Nitrogen oxides (NO_x=NO+NO₂) plays a major role in the destruction of ozone in the stratosphere and its formation in the troposphere. Since 2013, a series of Russian Resurs-P satellites has been operating in sun-synchronous orbit. The GSA hyperspectral equipment installed on board the Resurs-P records scattered solar radiation in the spectral range of 430–520 nm, which is used to determine the content of such an impurity as nitrogen dioxide in the atmosphere. We have developed a method for determining the 2D field of NO₂ content based on Resurs-P GSA measurements, which allows us to obtain the NO₂  content with a spatial resolution of about 2.4 km with a typical accuracy of 1.0x10¹⁵ molecules/cm2 for space measurements on a 120 m data grid [1], which exceeds the spatial resolution of other modern satellite instruments.

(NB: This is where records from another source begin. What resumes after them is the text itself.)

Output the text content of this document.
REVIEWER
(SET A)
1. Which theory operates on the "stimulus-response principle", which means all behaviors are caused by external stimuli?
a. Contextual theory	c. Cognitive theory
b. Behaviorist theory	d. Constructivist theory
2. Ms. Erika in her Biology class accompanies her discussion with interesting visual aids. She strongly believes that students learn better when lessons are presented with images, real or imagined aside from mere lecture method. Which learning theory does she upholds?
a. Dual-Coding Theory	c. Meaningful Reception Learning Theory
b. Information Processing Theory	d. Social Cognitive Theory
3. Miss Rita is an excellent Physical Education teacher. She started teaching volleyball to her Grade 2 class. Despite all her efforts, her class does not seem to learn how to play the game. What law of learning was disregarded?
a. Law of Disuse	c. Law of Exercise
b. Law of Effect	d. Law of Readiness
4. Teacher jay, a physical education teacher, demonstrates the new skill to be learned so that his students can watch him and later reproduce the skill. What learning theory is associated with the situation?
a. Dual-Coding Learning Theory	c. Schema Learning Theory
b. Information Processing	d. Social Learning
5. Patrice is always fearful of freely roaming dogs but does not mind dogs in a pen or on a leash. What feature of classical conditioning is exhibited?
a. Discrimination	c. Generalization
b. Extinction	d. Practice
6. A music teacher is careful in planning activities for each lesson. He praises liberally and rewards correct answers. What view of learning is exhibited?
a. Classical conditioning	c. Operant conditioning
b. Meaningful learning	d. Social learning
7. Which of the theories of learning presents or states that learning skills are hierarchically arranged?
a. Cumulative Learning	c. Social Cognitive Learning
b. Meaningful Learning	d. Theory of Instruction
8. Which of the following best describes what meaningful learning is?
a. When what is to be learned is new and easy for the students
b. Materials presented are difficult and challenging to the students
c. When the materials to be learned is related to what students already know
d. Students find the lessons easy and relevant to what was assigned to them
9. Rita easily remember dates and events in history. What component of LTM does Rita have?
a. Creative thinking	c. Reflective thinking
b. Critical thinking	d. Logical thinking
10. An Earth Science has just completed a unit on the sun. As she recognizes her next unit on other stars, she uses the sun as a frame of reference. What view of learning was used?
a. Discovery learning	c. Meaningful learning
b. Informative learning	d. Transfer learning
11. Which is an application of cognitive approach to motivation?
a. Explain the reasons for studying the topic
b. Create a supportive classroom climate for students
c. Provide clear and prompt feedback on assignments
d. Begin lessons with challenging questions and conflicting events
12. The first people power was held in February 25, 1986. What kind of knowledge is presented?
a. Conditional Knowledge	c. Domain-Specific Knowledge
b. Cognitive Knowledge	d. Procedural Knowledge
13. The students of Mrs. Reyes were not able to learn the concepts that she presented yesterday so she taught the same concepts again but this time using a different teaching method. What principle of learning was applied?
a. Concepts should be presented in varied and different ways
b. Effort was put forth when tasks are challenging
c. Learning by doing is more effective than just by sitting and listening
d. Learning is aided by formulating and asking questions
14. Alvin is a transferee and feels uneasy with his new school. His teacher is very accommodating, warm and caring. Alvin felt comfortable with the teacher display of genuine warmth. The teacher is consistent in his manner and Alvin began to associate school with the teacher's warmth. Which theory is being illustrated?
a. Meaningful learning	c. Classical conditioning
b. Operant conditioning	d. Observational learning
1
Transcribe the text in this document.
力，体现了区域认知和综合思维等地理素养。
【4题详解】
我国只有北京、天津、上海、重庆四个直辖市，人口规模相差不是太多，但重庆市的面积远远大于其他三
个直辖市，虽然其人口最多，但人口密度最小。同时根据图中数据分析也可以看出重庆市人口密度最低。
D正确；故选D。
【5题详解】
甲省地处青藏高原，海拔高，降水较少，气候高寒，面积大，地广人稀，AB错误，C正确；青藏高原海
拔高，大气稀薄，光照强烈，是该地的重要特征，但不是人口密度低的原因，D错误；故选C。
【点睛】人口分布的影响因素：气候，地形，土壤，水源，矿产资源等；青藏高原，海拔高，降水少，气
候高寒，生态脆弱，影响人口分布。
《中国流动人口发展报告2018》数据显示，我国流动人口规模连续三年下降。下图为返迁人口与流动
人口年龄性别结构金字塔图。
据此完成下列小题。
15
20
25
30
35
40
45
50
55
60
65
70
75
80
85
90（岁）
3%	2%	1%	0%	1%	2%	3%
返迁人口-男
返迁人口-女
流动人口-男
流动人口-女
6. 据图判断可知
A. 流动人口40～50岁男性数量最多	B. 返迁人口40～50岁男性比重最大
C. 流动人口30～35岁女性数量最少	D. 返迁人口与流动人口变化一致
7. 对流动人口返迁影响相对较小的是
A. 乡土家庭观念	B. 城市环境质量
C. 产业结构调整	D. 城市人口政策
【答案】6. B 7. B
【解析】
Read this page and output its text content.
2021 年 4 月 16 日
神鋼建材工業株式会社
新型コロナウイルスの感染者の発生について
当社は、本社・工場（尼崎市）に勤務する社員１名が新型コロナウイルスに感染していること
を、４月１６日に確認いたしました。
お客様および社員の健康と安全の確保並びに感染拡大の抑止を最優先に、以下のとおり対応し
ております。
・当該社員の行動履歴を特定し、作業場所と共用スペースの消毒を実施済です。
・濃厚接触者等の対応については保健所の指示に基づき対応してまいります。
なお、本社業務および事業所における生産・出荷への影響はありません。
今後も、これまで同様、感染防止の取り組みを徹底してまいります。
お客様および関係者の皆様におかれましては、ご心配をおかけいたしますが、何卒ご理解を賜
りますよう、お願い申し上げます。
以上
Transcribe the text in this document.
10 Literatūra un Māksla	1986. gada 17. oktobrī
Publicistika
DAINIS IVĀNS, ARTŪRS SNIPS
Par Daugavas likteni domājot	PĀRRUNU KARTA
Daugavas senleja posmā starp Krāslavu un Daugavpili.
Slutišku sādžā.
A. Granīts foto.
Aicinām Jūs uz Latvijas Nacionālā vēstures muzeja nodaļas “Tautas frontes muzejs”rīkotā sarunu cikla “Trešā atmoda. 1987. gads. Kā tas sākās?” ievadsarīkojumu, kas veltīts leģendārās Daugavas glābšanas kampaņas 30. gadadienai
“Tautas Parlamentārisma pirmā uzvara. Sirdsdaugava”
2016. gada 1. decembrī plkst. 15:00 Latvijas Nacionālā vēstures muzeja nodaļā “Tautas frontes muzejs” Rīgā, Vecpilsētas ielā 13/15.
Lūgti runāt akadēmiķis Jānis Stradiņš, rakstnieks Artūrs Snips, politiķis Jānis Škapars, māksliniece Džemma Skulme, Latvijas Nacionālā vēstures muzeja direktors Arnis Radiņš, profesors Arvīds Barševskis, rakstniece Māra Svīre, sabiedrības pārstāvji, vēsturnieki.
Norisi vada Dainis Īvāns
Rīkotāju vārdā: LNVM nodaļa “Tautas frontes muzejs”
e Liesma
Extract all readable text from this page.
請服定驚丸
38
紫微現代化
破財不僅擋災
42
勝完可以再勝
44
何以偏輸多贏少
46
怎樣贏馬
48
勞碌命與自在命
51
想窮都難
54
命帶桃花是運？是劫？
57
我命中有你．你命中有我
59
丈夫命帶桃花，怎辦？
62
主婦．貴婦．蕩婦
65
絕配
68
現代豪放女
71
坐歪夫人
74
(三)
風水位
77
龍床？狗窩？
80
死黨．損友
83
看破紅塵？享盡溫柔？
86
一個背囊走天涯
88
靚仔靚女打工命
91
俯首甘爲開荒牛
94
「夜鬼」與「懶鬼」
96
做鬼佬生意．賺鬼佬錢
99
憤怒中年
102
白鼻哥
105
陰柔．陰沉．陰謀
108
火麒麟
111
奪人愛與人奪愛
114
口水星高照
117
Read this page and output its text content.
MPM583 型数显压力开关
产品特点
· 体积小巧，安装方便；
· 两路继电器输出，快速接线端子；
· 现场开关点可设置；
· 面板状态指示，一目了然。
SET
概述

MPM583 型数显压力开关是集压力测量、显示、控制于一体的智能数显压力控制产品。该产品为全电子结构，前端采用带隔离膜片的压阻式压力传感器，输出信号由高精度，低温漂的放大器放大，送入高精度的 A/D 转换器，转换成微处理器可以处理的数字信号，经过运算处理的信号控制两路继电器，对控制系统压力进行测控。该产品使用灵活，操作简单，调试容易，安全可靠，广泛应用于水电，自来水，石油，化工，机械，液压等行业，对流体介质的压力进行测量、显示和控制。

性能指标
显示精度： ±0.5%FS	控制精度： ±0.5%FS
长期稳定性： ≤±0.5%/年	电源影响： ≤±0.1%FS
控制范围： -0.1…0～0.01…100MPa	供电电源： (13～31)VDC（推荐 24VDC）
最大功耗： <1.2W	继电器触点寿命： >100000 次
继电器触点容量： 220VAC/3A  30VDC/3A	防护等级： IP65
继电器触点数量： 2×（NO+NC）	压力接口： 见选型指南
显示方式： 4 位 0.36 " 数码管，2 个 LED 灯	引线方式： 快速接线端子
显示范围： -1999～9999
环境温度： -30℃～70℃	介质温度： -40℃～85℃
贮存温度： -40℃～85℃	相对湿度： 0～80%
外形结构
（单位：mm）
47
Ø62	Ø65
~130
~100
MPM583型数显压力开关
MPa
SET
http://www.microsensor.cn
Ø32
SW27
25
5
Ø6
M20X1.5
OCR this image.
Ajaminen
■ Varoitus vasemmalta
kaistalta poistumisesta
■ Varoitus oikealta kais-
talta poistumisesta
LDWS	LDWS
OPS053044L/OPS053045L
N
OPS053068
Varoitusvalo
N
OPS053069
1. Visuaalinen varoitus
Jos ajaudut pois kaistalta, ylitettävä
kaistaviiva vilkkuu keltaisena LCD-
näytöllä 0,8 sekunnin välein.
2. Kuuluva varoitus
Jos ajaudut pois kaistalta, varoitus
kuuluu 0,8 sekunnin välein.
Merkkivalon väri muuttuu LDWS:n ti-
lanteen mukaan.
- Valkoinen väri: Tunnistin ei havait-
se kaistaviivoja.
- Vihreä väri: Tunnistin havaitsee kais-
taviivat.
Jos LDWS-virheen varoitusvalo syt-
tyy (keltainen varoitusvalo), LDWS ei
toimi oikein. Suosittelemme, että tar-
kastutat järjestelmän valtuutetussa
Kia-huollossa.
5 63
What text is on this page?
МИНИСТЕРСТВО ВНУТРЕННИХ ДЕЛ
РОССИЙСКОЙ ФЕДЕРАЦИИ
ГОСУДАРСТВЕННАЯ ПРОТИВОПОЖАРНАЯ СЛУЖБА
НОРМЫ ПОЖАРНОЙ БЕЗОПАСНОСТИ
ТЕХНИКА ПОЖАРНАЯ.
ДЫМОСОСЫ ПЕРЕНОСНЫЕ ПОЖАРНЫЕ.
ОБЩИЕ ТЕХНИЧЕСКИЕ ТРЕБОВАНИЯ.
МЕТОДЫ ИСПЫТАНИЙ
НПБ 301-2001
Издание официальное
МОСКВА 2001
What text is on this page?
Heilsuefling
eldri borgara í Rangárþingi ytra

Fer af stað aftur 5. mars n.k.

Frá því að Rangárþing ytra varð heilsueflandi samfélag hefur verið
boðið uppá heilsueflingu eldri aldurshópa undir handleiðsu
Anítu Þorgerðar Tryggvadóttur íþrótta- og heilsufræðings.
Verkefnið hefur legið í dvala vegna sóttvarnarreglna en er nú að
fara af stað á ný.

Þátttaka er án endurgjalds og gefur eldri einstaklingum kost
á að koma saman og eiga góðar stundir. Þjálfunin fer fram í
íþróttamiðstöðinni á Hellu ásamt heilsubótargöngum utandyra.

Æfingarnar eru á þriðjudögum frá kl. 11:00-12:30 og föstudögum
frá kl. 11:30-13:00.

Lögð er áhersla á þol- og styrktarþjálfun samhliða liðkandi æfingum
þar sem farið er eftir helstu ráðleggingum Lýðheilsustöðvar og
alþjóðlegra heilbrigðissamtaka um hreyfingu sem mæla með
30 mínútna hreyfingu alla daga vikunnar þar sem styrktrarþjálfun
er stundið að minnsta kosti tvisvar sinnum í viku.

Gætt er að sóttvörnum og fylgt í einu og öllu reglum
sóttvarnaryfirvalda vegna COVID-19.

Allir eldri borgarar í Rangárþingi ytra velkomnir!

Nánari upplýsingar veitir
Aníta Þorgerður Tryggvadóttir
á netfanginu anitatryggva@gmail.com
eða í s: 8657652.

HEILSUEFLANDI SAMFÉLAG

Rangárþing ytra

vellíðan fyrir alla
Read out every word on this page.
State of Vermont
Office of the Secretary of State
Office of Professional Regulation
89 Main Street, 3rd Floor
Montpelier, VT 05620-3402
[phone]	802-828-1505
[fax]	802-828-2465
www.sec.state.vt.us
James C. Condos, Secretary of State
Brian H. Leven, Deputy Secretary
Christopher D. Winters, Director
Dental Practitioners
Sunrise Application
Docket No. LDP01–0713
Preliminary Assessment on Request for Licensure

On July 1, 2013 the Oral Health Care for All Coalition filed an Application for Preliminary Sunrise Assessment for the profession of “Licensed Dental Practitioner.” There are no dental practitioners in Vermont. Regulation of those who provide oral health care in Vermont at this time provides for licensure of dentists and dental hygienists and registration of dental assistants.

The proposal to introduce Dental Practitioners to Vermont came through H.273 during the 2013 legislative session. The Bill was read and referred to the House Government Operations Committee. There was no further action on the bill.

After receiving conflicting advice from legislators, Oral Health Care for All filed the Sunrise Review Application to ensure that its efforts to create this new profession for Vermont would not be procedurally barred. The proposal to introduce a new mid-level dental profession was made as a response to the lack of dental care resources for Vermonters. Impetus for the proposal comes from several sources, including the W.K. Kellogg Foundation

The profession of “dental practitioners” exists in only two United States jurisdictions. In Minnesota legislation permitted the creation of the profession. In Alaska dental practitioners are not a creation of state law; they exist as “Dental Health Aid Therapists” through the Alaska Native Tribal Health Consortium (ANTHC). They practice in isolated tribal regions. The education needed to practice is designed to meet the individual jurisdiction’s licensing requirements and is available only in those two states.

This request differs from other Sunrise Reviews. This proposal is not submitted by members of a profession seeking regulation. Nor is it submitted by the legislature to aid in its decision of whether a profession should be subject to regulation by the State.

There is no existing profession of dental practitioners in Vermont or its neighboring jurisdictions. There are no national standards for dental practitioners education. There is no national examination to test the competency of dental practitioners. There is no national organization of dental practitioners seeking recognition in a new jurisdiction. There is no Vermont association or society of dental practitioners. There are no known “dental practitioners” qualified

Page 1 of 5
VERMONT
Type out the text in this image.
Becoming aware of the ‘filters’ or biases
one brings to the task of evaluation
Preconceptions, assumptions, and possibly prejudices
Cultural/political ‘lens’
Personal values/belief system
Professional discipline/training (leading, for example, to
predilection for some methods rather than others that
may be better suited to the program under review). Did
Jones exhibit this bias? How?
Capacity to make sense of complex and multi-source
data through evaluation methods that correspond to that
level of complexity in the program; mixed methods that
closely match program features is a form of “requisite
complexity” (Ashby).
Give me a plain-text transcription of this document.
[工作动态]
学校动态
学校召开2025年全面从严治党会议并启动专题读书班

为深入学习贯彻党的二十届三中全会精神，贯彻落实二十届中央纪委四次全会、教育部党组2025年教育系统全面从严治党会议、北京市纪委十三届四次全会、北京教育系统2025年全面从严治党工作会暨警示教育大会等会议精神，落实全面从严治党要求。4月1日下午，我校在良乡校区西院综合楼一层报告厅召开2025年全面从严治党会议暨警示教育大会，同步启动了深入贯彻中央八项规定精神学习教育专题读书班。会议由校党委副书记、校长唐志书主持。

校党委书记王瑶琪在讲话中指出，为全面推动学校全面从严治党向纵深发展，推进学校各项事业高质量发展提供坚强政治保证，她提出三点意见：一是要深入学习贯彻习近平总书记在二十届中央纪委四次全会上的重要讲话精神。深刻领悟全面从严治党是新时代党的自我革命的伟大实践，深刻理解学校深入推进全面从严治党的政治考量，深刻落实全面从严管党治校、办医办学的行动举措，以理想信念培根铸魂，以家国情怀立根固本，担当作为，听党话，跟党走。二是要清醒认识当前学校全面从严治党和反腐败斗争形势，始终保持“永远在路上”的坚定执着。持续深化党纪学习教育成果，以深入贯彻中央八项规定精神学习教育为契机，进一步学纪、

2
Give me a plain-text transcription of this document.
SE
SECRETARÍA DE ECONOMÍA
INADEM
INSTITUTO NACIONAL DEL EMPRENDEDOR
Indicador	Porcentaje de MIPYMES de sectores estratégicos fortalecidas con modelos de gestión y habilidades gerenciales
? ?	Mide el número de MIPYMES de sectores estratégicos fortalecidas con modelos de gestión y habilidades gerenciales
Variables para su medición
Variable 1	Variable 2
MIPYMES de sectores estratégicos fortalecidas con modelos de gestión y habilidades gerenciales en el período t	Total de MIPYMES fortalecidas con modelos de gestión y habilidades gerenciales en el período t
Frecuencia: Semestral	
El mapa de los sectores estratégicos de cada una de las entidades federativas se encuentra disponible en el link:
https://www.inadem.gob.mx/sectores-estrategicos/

Its use made it possible in 2016 to identify for the first time point anthropogenic sources of impurity on an enterprise scale based on measurements from space [1]. A chemical transport model with high spatial resolution was developed to interpret the measurements [2].

The paper considers several methods for solving the inverse problem of determining the distribution of impurity sources based on the obtained highly detailed 2D fields of NO₂ content. At the first stage, a plume of NO2 distribution from a point stationary source was obtained based on the transport-chemical model. It was also shown that, at the observed NO₂ concentrations, the concentration in the plume linearly depends on the NO_x  emission rate. As a result, a linear model was adopted for the formation of the spatial distribution of NO₂ depending on the spatial distribution of sources.

The first constructed method for estimating the distribution of sources is a linear estimate of the minimum variance with a constraint on the operator residual. In the case under consideration, the algorithm can be implemented using the fast Fourier transform, which transforms the measurement model into a problem with a diagonal matrix describing the linear transformation of the direct problem. The second method we considered is the estimation of quadratic programming with a restriction on the reconstructed signal in the form of its positivity. The resulting algorithm is nonlinear. To calculate this estimate, the gradient projection algorithm is used. 

A significantly higher quality of restoration of the source distribution is shown when using the second approach.